В связи со всеми этими изъятиями имущества, служебными процессами, всевозможными репрессиями и штрафами началось в станице какое-то смятение: все чувствовали гнет государственной власти, от которой нет защиты, нет спасения. Большой двор при нашем станичном совете был завален и заставлен изъятыми крестьянскими вещами: скамейками, плетенными из лозы стульями, крашеными крестьянскими кухонными столиками, сундуками, старыми бочками, кадушками, попадались и швейные машины. Работники сельсовета и разные активисты подменивали хорошие вещи старой рухлядью. Время от времени назначались аукционы, но покупатели находились лишь на одежду. Начались дожди, затем снег завалил это крестьянское добро. Грабеж превратился просто в самоцель.
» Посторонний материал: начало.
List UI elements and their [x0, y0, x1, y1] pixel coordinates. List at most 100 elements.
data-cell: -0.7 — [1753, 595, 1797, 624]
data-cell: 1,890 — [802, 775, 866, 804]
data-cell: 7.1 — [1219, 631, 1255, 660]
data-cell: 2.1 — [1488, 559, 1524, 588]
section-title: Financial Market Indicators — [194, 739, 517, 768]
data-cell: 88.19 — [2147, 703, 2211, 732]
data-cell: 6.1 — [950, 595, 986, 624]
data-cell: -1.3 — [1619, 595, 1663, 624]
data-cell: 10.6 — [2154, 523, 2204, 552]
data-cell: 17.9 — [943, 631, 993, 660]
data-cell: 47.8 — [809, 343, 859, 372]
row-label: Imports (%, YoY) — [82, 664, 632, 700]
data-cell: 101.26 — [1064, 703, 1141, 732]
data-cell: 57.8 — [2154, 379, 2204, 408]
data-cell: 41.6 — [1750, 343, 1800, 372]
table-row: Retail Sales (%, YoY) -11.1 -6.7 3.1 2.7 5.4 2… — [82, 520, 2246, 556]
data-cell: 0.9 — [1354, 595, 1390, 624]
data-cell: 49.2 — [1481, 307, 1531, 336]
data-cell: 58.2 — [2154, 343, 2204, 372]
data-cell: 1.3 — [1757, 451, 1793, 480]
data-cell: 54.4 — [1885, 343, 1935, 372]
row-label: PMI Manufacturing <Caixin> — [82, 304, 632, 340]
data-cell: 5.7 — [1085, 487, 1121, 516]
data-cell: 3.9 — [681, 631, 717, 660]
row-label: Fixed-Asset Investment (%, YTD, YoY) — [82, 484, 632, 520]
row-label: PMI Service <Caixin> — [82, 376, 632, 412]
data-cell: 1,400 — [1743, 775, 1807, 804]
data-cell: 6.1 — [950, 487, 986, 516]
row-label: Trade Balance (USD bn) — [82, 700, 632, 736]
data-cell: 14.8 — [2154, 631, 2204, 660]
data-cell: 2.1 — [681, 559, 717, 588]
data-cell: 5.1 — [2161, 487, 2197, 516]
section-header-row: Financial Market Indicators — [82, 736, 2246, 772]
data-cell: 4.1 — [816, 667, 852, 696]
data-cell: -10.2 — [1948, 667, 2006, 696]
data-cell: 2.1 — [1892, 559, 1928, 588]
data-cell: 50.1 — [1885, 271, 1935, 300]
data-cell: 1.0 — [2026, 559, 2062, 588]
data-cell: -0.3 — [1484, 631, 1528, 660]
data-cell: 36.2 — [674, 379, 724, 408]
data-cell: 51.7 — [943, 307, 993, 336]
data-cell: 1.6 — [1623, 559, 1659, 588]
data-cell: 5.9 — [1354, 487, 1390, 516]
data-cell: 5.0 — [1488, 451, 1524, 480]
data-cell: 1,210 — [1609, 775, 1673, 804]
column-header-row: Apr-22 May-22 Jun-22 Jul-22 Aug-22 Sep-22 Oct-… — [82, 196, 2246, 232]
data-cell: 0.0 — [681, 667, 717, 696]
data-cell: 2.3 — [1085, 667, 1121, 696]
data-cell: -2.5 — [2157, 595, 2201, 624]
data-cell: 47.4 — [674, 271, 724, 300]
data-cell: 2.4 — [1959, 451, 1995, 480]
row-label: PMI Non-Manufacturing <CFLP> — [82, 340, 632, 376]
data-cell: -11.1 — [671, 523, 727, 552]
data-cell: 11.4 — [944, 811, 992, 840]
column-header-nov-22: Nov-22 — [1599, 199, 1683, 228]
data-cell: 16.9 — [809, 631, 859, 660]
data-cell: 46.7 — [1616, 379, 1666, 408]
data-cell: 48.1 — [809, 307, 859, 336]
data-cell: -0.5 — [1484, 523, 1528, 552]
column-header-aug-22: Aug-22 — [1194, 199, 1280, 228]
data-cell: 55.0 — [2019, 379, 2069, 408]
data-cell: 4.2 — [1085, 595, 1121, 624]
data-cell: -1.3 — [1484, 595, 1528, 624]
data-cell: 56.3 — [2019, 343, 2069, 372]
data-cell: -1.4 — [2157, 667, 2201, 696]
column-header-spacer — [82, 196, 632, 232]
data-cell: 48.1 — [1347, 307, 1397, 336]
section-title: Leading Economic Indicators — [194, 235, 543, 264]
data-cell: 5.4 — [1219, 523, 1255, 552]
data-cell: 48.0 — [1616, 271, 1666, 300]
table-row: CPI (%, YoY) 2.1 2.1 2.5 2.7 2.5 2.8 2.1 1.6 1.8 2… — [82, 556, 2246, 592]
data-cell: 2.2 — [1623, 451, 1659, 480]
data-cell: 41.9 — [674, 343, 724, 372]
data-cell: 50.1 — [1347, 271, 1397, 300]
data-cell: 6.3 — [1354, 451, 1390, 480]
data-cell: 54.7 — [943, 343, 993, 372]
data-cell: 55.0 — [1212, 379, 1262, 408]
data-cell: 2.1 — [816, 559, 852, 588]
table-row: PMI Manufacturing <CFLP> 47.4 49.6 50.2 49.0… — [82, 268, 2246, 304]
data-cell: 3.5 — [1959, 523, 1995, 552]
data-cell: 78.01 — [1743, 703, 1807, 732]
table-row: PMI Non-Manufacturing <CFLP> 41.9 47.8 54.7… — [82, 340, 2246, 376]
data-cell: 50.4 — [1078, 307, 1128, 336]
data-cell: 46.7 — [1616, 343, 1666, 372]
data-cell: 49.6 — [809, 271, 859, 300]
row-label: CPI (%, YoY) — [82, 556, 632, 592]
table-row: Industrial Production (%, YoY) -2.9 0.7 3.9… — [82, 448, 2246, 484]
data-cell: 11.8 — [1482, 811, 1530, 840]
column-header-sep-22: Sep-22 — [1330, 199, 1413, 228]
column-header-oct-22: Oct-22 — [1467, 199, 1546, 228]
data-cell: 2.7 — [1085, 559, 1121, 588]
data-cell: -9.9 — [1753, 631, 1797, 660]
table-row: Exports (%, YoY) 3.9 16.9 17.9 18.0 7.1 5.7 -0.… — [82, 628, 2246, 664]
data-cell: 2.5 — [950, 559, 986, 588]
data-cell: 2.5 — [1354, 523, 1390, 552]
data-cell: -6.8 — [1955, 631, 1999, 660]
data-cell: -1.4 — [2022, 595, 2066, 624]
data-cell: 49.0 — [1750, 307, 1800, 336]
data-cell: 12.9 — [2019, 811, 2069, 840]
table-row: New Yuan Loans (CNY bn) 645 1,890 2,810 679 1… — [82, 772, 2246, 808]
Был и такой весьма характерный случай. Один из недоимщиков выдавал дочь замуж. Шел свадебный пир или, правильнее сказать, пирушка: это не была, конечно, такая свадьба, какую справляли прежде на Кубани: с убранными в цветах конями, весельем и гуляньем, продолжавшимся не один день и не два, а целую неделю. В это время нагрянула комиссия по изъятию имущества. В советском законе есть перечень имущества, не подлежащего изъятию: один стол, один стул, смена белья, одно пальто и т. д. Так как в законе ничего не сказано про свадебную фату, надеваемую на невесту, то ее сняли с головы новобрачной; взяли также и ее приданое, как превышающее норму, указанную в законе. Через полчаса фата и приданое были вывезены для аукциона на площадь, и вот люди расхватывали все это за бесценок, зная, что покупают человеческое несчастье.
Я указывал, что у недоимщиков снимались с хат крыши из оцинкованного железа. Мало этого, снимали и соломенные. Существует специальный бюллетень наркомфина, в продажу он не поступает и рассылается только по ведомственной линии. В нем помещаются циркулярные письма, инструкции и т. д. Мне приходилось читать его. Помню циркулярное письмо, относящееся к этому времени, в нем приводилось несколько случаев снятия соломенных крыш сельскими финансовыми агентами и указывалось на «нецелесообразность» этой практики ввиду малоценности соломы. Про железные и оцинкованные крыши вообще не упоминалось.
Жизнь в деревне становилась невыносимой. Постоянные митинги на тему о сплошной коллективизации с выступлениями местных и приезжих ораторов, с угрозами врагам и прямыми указаниями на тех или иных лиц персонально.